A local insurance agent gets nabbed for bilking an elderly client.

Sherwood Svarvari had a sneaking suspicion that something was amiss about four years ago. Shortly after his aunt died, Svarvari got a call from a woman in Oregon who claimed to be a good friend who'd been helping her with bill paying.

"I talked to my aunt about every week," says Svarvari, who lives in California. "And I'd never heard her mention this woman." His suspicions grew when he learned his elderly aunt had bought the woman a Lincoln City beach house as a wedding gift.

Multnomah County Circuit Court Judge pro tem L. Randall Weisberg was inclined to agree. On Dec. 8, Weisberg found Deborah Ann Pelikan, an insurance agent for Bankers Life and Casualty Company, guilty on 13 counts of theft from Freda Eakin. Pelikan, 44, is due to be sentenced Feb. 4; she could spend six years behind bars.

Lawyers and senior citizens' advocates say elder-abuse cases are extremely difficult to prosecute. The victims are often too bewildered to act as good witnesses (if they're even still alive), and the scams that snare them often seem legit. What makes this case noteworthy--and maybe even a first in Oregon--is that prosecutors were able to secure Pelikan's conviction based on the projected wishes of a dead woman. Eakin died four years ago, at the age of 81.

"Trying to prove something like this without a victim [to testify] is difficult," says Brenda Allen, the deputy district attorney who prosecuted the case. "This is the first one I know of that has gone to trial."

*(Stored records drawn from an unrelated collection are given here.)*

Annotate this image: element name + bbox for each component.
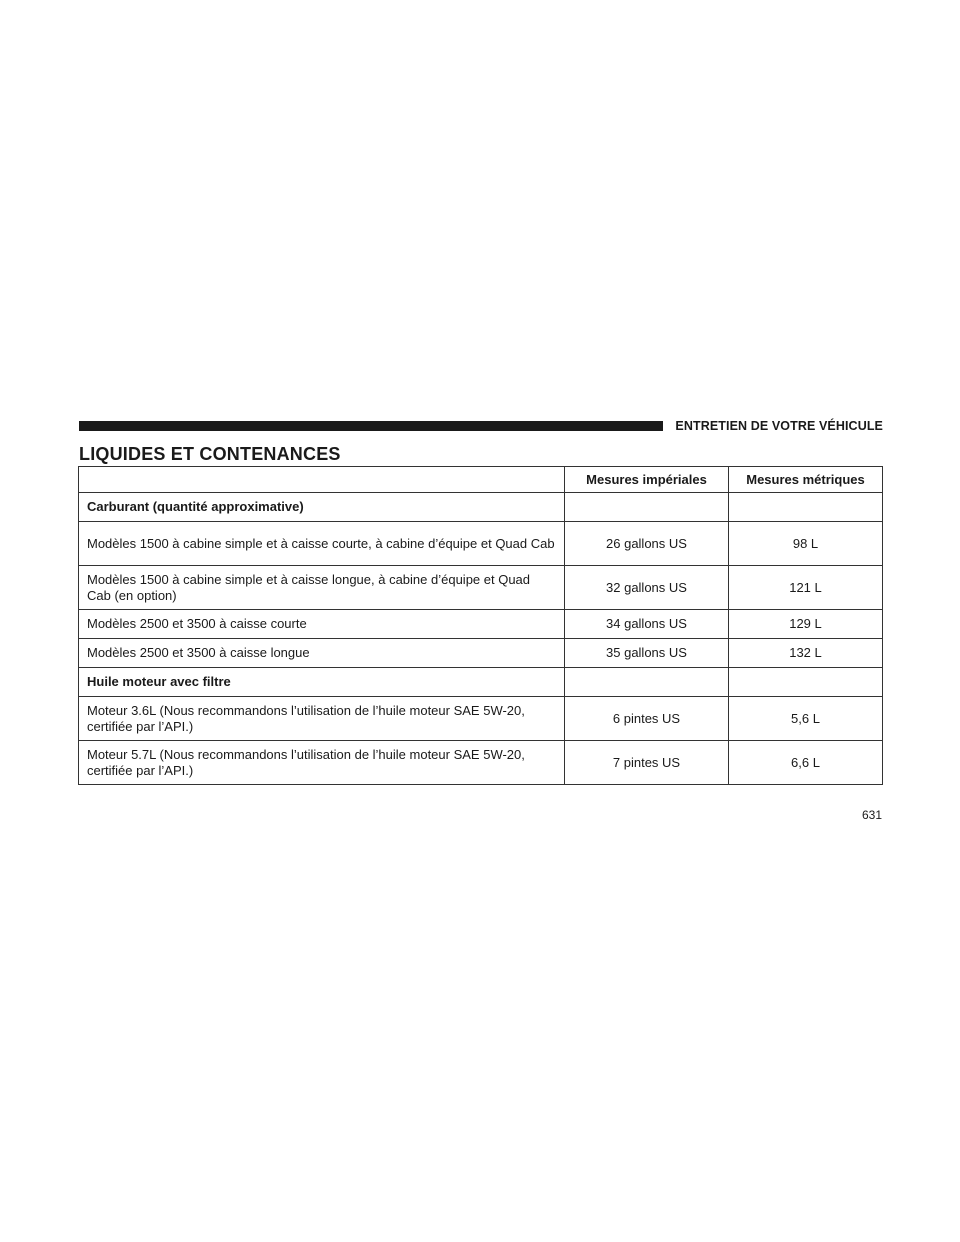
header-rule: [79, 421, 663, 431]
table-group-row: [79, 668, 883, 697]
row-label: Moteur 3.6L (Nous recommandons l’utilisation de l’huile moteur SAE 5W-20, certifiée par l’API.): [79, 697, 565, 741]
capacities-table: [78, 466, 883, 785]
row-label: Modèles 1500 à cabine simple et à caisse longue, à cabine d’équipe et Quad Cab (en option): [79, 566, 565, 610]
row-imperial: [565, 493, 729, 522]
page-number: 631: [861, 808, 882, 822]
row-metric: 98 L: [729, 522, 883, 566]
table-row: [79, 610, 883, 639]
table-row: [79, 741, 883, 785]
table-group-row: [79, 493, 883, 522]
row-imperial: 34 gallons US: [565, 610, 729, 639]
row-imperial: 6 pintes US: [565, 697, 729, 741]
column-header-metric: Mesures métriques: [729, 467, 883, 493]
row-metric: [729, 493, 883, 522]
row-label: Huile moteur avec filtre: [79, 668, 565, 697]
row-metric: 121 L: [729, 566, 883, 610]
row-imperial: 7 pintes US: [565, 741, 729, 785]
row-imperial: [565, 668, 729, 697]
table-row: [79, 639, 883, 668]
row-label: Modèles 1500 à cabine simple et à caisse courte, à cabine d’équipe et Quad Cab: [79, 522, 565, 566]
row-metric: 132 L: [729, 639, 883, 668]
table-row: [79, 697, 883, 741]
row-metric: [729, 668, 883, 697]
row-label: Modèles 2500 et 3500 à caisse courte: [79, 610, 565, 639]
section-header: ENTRETIEN DE VOTRE VÉHICULE: [675, 419, 883, 433]
table-header-row: [79, 467, 883, 493]
table-row: [79, 566, 883, 610]
column-header-imperial: Mesures impériales: [565, 467, 729, 493]
row-metric: 129 L: [729, 610, 883, 639]
page-title: LIQUIDES ET CONTENANCES: [79, 444, 341, 464]
row-label: Modèles 2500 et 3500 à caisse longue: [79, 639, 565, 668]
row-label: Carburant (quantité approximative): [79, 493, 565, 522]
row-imperial: 26 gallons US: [565, 522, 729, 566]
column-header: [79, 467, 565, 493]
row-metric: 5,6 L: [729, 697, 883, 741]
table-row: [79, 522, 883, 566]
row-metric: 6,6 L: [729, 741, 883, 785]
row-imperial: 35 gallons US: [565, 639, 729, 668]
row-imperial: 32 gallons US: [565, 566, 729, 610]
row-label: Moteur 5.7L (Nous recommandons l’utilisation de l’huile moteur SAE 5W-20, certifiée par l’API.): [79, 741, 565, 785]
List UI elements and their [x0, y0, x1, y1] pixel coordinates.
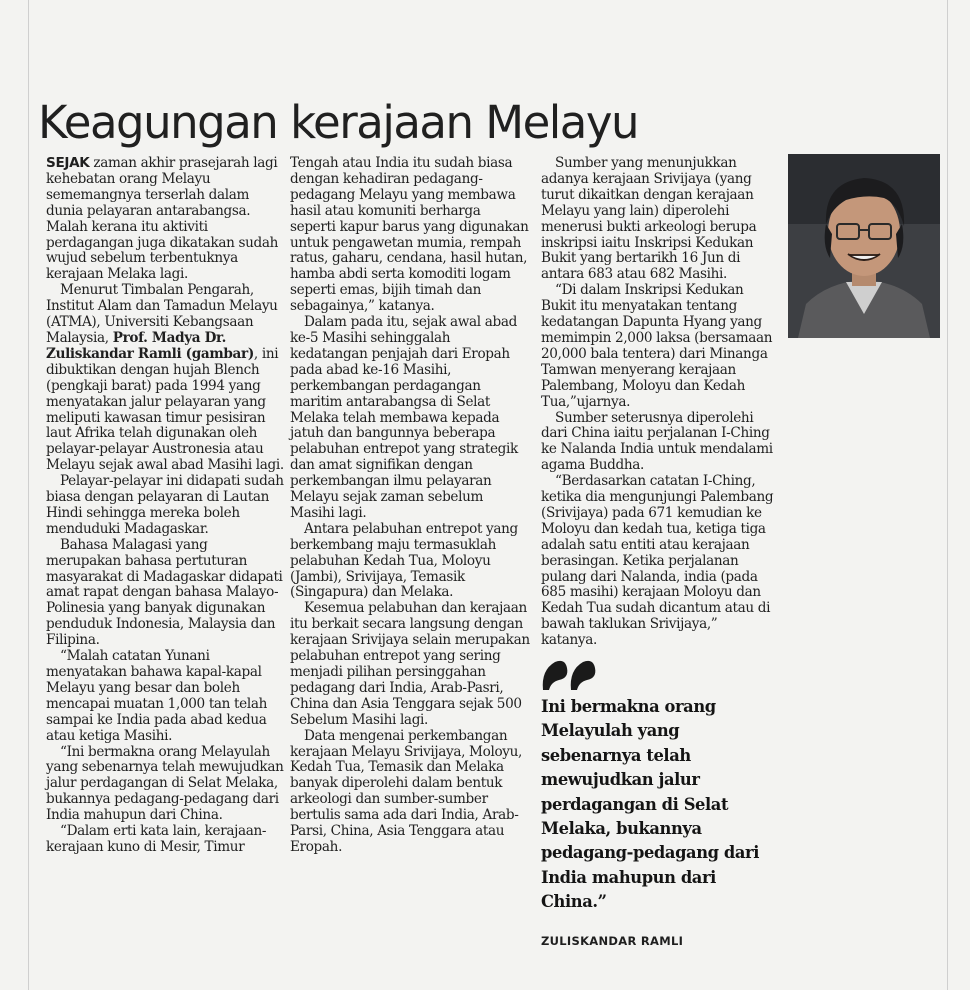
paragraph: Dalam pada itu, sejak awal abad ke-5 Masihi sehinggalah kedatangan penjajah dari Eropah pada abad ke-16 Masihi, perkembangan perdagangan maritim antarabangsa di Selat Melaka telah membawa kepada jatuh dan bangunnya beberapa pelabuhan entrepot yang strategik dan amat signifikan dengan perkembangan ilmu pelayaran Melayu sejak zaman sebelum Masihi lagi. [290, 314, 518, 521]
paragraph: “Malah catatan Yunani menyatakan bahawa kapal-kapal Melayu yang besar dan boleh mencapai muatan 1,000 tan telah sampai ke India pada abad kedua atau ketiga Masihi. [46, 648, 268, 744]
byline: ZULISKANDAR RAMLI [541, 934, 684, 948]
article-column-3 [541, 156, 777, 649]
paragraph: Pelayar-pelayar ini didapati sudah biasa dengan pelayaran di Lautan Hindi sehingga mereka boleh menduduki Madagaskar. [46, 473, 284, 537]
article-column-2 [290, 156, 530, 856]
paragraph: SEJAK zaman akhir prasejarah lagi kehebatan orang Melayu sememangnya terserlah dalam dunia pelayaran antarabangsa. Malah kerana itu aktiviti perdagangan juga dikatakan sudah wujud sebelum terbentuknya kerajaan Melaka lagi. [46, 155, 279, 283]
pull-quote: Ini bermakna orang Melayulah yang sebenarnya telah mewujudkan jalur perdagangan di Selat Melaka, bukannya pedagang-pedagang dari India mahupun dari China.” [541, 697, 759, 912]
paragraph: Menurut Timbalan Pengarah, Institut Alam dan Tamadun Melayu (ATMA), Universiti Kebangsaan Malaysia, Prof. Madya Dr. Zuliskandar Ramli (gambar), ini dibuktikan dengan hujah Blench (pengkaji barat) pada 1994 yang menyatakan jalur pelayaran yang meliputi kawasan timur pesisiran laut Afrika telah digunakan oleh pelayar-pelayar Austronesia atau Melayu sejak awal abad Masihi lagi. [46, 282, 284, 474]
article-column-1 [46, 156, 284, 856]
quote-mark-icon [541, 658, 597, 692]
paragraph: “Dalam erti kata lain, kerajaan-kerajaan kuno di Mesir, Timur [46, 823, 267, 855]
paragraph: Kesemua pelabuhan dan kerajaan itu berkait secara langsung dengan kerajaan Srivijaya selain merupakan pelabuhan entrepot yang sering menjadi pilihan persinggahan pedagang dari India, Arab-Pasri, China dan Asia Tenggara sejak 500 Sebelum Masihi lagi. [290, 600, 530, 728]
paragraph: “Di dalam Inskripsi Kedukan Bukit itu menyatakan tentang kedatangan Dapunta Hyang yang memimpin 2,000 laksa (bersamaan 20,000 bala tentera) dari Minanga Tamwan menyerang kerajaan Palembang, Moloyu dan Kedah Tua,”ujarnya. [541, 282, 773, 410]
paragraph: Data mengenai perkembangan kerajaan Melayu Srivijaya, Moloyu, Kedah Tua, Temasik dan Melaka banyak diperolehi dalam bentuk arkeologi dan sumber-sumber bertulis sama ada dari India, Arab-Parsi, China, Asia Tenggara atau Eropah. [290, 727, 522, 855]
headline: Keagungan kerajaan Melayu [38, 96, 639, 149]
paragraph: Sumber seterusnya diperolehi dari China iaitu perjalanan I-Ching ke Nalanda India untuk mendalami agama Buddha. [541, 409, 773, 474]
paragraph: Tengah atau India itu sudah biasa dengan kehadiran pedagang-pedagang Melayu yang membawa hasil atau komuniti berharga seperti kapur barus yang digunakan untuk pengawetan mumia, rempah ratus, gaharu, cendana, hasil hutan, hamba abdi serta komoditi logam seperti emas, bijih timah dan sebagainya,” katanya. [290, 155, 529, 315]
portrait-illustration [788, 154, 940, 338]
page-border-right [947, 0, 948, 990]
paragraph: “Ini bermakna orang Melayulah yang sebenarnya telah mewujudkan jalur perdagangan di Selat Melaka, bukannya pedagang-pedagang dari India mahupun dari China. [46, 743, 284, 824]
paragraph: Bahasa Malagasi yang merupakan bahasa pertuturan masyarakat di Madagaskar didapati amat rapat dengan bahasa Malayo-Polinesia yang banyak digunakan penduduk Indonesia, Malaysia dan Filipina. [46, 536, 283, 649]
portrait-photo [788, 154, 940, 338]
paragraph: Sumber yang menunjukkan adanya kerajaan Srivijaya (yang turut dikaitkan dengan kerajaan Melayu yang lain) diperolehi menerusi bukti arkeologi berupa inskripsi iaitu Inskripsi Kedukan Bukit yang bertarikh 16 Jun di antara 683 atau 682 Masihi. [541, 155, 757, 283]
page-border-left [28, 0, 29, 990]
lead-word: SEJAK [46, 155, 90, 171]
paragraph: “Berdasarkan catatan I-Ching, ketika dia mengunjungi Palembang (Srivijaya) pada 671 kemudian ke Moloyu dan kedah tua, ketiga tiga adalah satu entiti atau kerajaan berasingan. Ketika perjalanan pulang dari Nalanda, india (pada 685 masihi) kerajaan Moloyu dan Kedah Tua sudah dicantum atau di bawah taklukan Srivijaya,” katanya. [541, 473, 774, 649]
paragraph: Antara pelabuhan entrepot yang berkembang maju termasuklah pelabuhan Kedah Tua, Moloyu (Jambi), Srivijaya, Temasik (Singapura) dan Melaka. [290, 520, 518, 601]
expert-name: Prof. Madya Dr. Zuliskandar Ramli (gambar) [46, 329, 254, 362]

Part of what made Pelikan's prosecution feasible was the extensive paper trail she left behind. After Pelikan gained Eakin's confidence in January 1999 and sold her an insurance policy with an initial premium payment of $84,000, she knew she had an easy victim. Pretending she was offering her client friendly help, Pelikan funneled approximately $350,000 from the confused Eakin's bank account directly to her own, using the proceeds to renovate her home and buy a new car.

Portland detectives also found extensive records of Pelikan's huge gambling losses at Spirit Mountain Casino. Pelikan even got hold of the key to Eakin's safe-deposit box and swiped everything inside, including jewelry and her original will.

But even when stacks of evidence are available, the lack of resources for elder-abuse enforcement makes it all but impossible to get cases heard, says Portland lawyer Roberta Siegel, the conservator of Eakin's estate.

"At the end of the case, the district attorneys were telling us they don't have the money, time or interest to take up these cases," Siegel says. "People haven't realized that elder abuse is a big problem, and it's only going to get worse."

Siegel has filed a civil suit against Pelikan to recover the lost money and has also included Bankers Life in the list of defendants, claming the Chicago-based insurer, which focuses exclusively on seniors, failed to adequately supervise Pelikan. She's seeking damages of $1.7 million.

Svarvari, who came to Portland for the criminal trial, says the verdict was not exactly cause for celebration. "You hate to see anyone taken advantage of," he says. "My Aunt Freda was a kind and gentle person."